L’autre soir à Montparnasse, deux dames, qui entre deux passes s’accordaient quelques minutes de repos, devisaient sur leur trottoir, non loin d’hôtels spécialisés dans les brèves rencontres. Plus très jeunes, sans doute avaient-elles une certaine expérience de la vie, mais il ne faut jamais cesser de s’instruire, de s’amender, de profiter (et de faire profiter ses amis) des enseignements de l’existence — et, au moment où je les croisais, l’une disait à l’autre :
Crois-moi, on a tort de se montrer familier avec les gens.

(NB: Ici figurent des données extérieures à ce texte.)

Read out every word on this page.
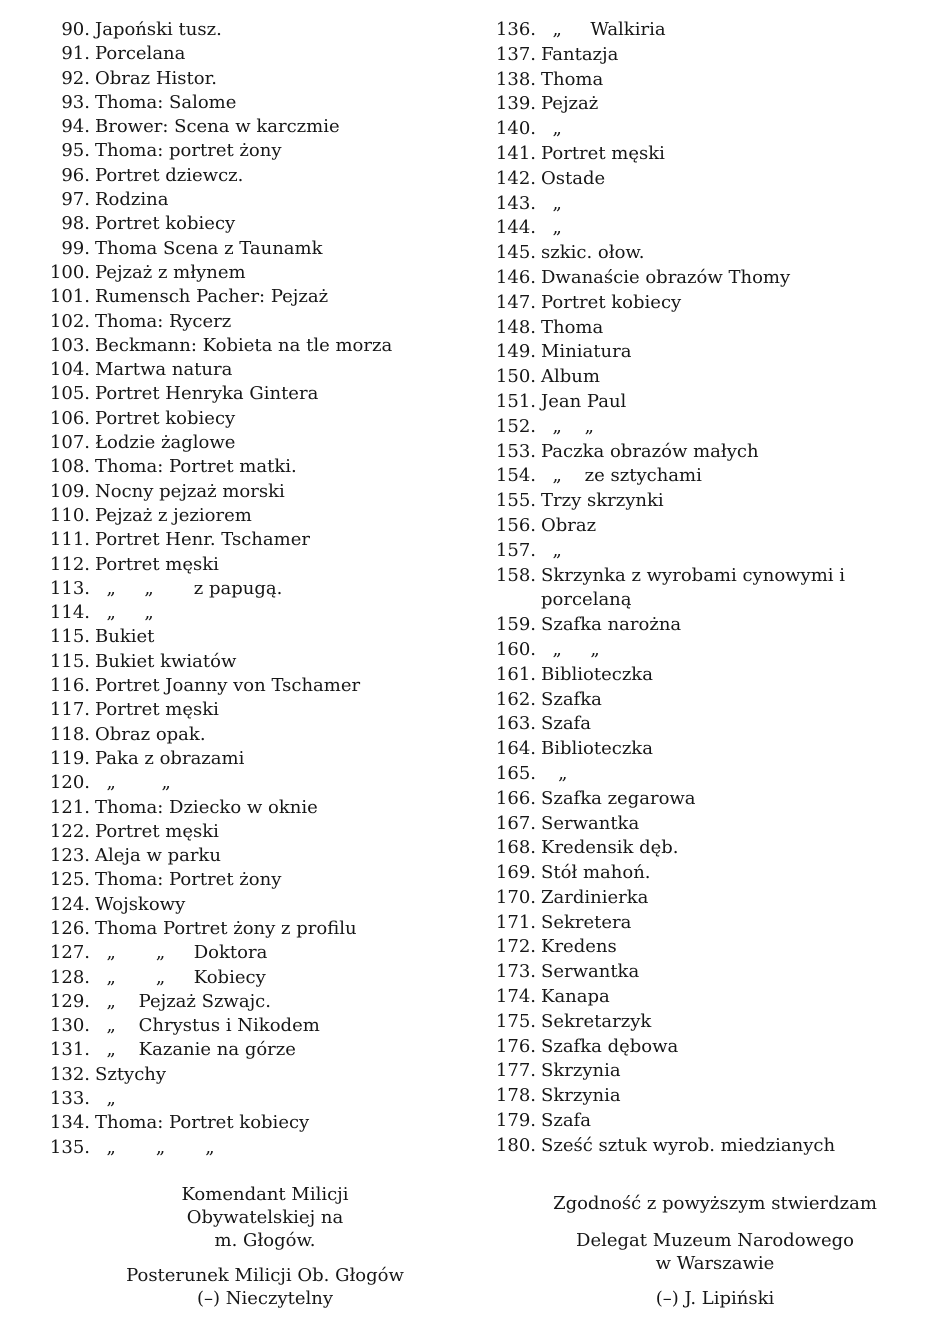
90. Japoński tusz.
91. Porcelana
92. Obraz Histor.
93. Thoma: Salome
94. Brower: Scena w karczmie
95. Thoma: portret żony
96. Portret dziewcz.
97. Rodzina
98. Portret kobiecy
99. Thoma Scena z Taunamk
100. Pejzaż z młynem
101. Rumensch Pacher: Pejzaż
102. Thoma: Rycerz
103. Beckmann: Kobieta na tle morza
104. Martwa natura
105. Portret Henryka Gintera
106. Portret kobiecy
107. Łodzie żaglowe
108. Thoma: Portret matki.
109. Nocny pejzaż morski
110. Pejzaż z jeziorem
111. Portret Henr. Tschamer
112. Portret męski
113. „     „       z papugą.
114. „     „
115. Bukiet
115. Bukiet kwiatów
116. Portret Joanny von Tschamer
117. Portret męski
118. Obraz opak.
119. Paka z obrazami
120. „        „
121. Thoma: Dziecko w oknie
122. Portret męski
123. Aleja w parku
125. Thoma: Portret żony
124. Wojskowy
126. Thoma Portret żony z profilu
127. „       „     Doktora
128. „       „     Kobiecy
129. „    Pejzaż Szwajc.
130. „    Chrystus i Nikodem
131. „    Kazanie na górze
132. Sztychy
133. „
134. Thoma: Portret kobiecy
135. „       „       „
136. „     Walkiria
137. Fantazja
138. Thoma
139. Pejzaż
140. „
141. Portret męski
142. Ostade
143. „
144. „
145. szkic. ołow.
146. Dwanaście obrazów Thomy
147. Portret kobiecy
148. Thoma
149. Miniatura
150. Album
151. Jean Paul
152. „    „
153. Paczka obrazów małych
154. „    ze sztychami
155. Trzy skrzynki
156. Obraz
157. „
158. Skrzynka z wyrobami cynowymi i porcelaną
159. Szafka narożna
160. „     „
161. Biblioteczka
162. Szafka
163. Szafa
164. Biblioteczka
165. „
166. Szafka zegarowa
167. Serwantka
168. Kredensik dęb.
169. Stół mahoń.
170. Zardinierka
171. Sekretera
172. Kredens
173. Serwantka
174. Kanapa
175. Sekretarzyk
176. Szafka dębowa
177. Skrzynia
178. Skrzynia
179. Szafa
180. Sześć sztuk wyrob. miedzianych
Komendant Milicji
Obywatelskiej na
m. Głogów.
Posterunek Milicji Ob. Głogów
(–) Nieczytelny
Zgodność z powyższym stwierdzam
Delegat Muzeum Narodowego
w Warszawie
(–) J. Lipiński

La réflexion, étant donné la personnalité de qui la formulait, me parut de si haute qualité que je l’inscrivis en rentrant chez moi sur un carnet tout neuf dont je ne savais que faire et que j’avais acheté le matin pour le beau rouge de la couverture. Après quoi je m’avisai qu’il restait une large place sous les cinq ou six lignes que je venais d’écrire et, pour combler le vide, je notai le plaisir que j’avais éprouvé, peu de jours auparavant, à revoir Philippe Clay sur la scène de Bobino. Ce deuxième geste en entraînant un troisième, je tournai la page pour y rapporter les propos d’un jeune peintre rencontré la veille… Bref, le mal était fait. Sans aller jusqu’à rédiger, après tant de grands, et de petits, mon journal ou mon bloc-notes, me voilà tout de même consignant sur un carnet, de modestes dimensions heureusement, ce que je vois, je lis et j’entends : dans la rue, dans les librairies, dans les galeries, au cinéma, au théâtre, à la radio, à la télé. Simple témoignage, je l’ajoute pour ma défense, de flâneur et d’amateur. Pas question d’établir des échelles de valeur, de parler inévitablement de ce qui agite le Tout-Paris. Je n’ai l’esprit ni critique, ni mondain ; pas davantage de prétention philosophique. Le lecteur, si j’en ai, s’en apercevra rapidement. Mon ambition serait de donner de mes sorties dans Paris un compte rendu dont la sincérité ferait le prix. On verra bien.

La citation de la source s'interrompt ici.